Other agencies and organizations u might want to check out include:
Randstad
Yooralla
Scope
Vista Support
Melbourne City Missions
Australia Homecare

I also do youth work, with other agencies. Another cool area to venture into once you've got patience dealing with unruly kids.


----------



## louiseb

First you need to apply for a WHV you need the following
Work and Holiday Visa Requirements
US students applying for a Work and Holiday visa must meet these requirements: 
•Be aged 18 to 30 
•Be outside of Australia when applying for and granted the visa 
•Show evidence that you are enrolled in a "post secondary course of study" or "hold post secondary qualifications"
•Have a return ticket or sufficient funds for a return or onward fare as well as sufficient funds for the first part of your stay
•Meet health and character requirements

check the IMMI site out this will give you the best advice especially for your needs.
About.com: http

people have returned with horror stories and others have returned with good reviews so please do check everything before you go. Are you planning on going alone or with friend/s?
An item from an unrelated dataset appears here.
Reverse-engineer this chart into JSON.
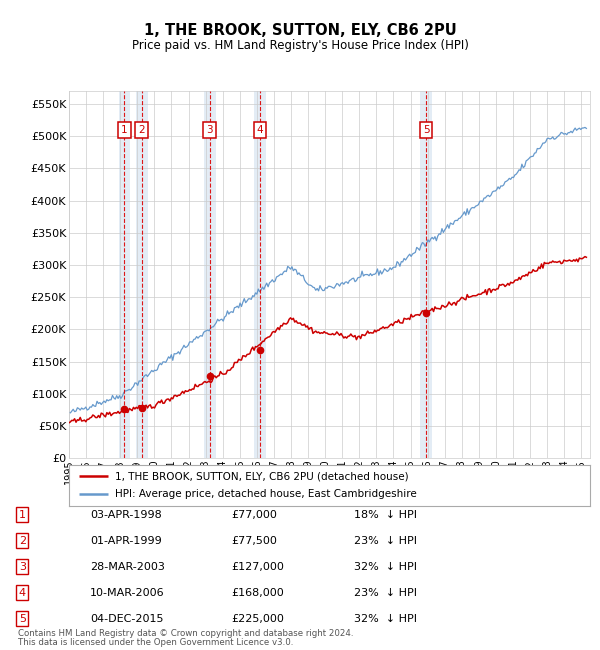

One word of advice is if you are travelling alone always let some one know where your going and when your back, just in case.

good luck 
Louise


----------



## bennett

Better make your own research first coz for sure since you are a foreigner in AU, working permits and/or documents are needed. So better have those first! 

Good luck!

Cheers!


----------



## trevant

Why dont you volunteer in a developed country? That way, you can work and get (small) paid. You can also travel for cheap fare in the country on the weekend.


----------



## emipeter

Dont worry, Search in Google for the keyword jobs in Australia. You will get a lot of job opportunities there.


----------



## jeanx30

Seek is much for serious or long term jobs, so it is hard to find casual job or if you hold a working holiday visa they might have no interest in you, as you can only stay max. 6 month with one company...

you have to have luck with backpackers job agencies or very flexible in job or location! Usually you only type in your cv and details and if your are lucky the system will track you down and consider you for a position.

I thinks the best way is to hand out your application in person to wherever you like to work and maybe you get lucky that they take you right away.


----------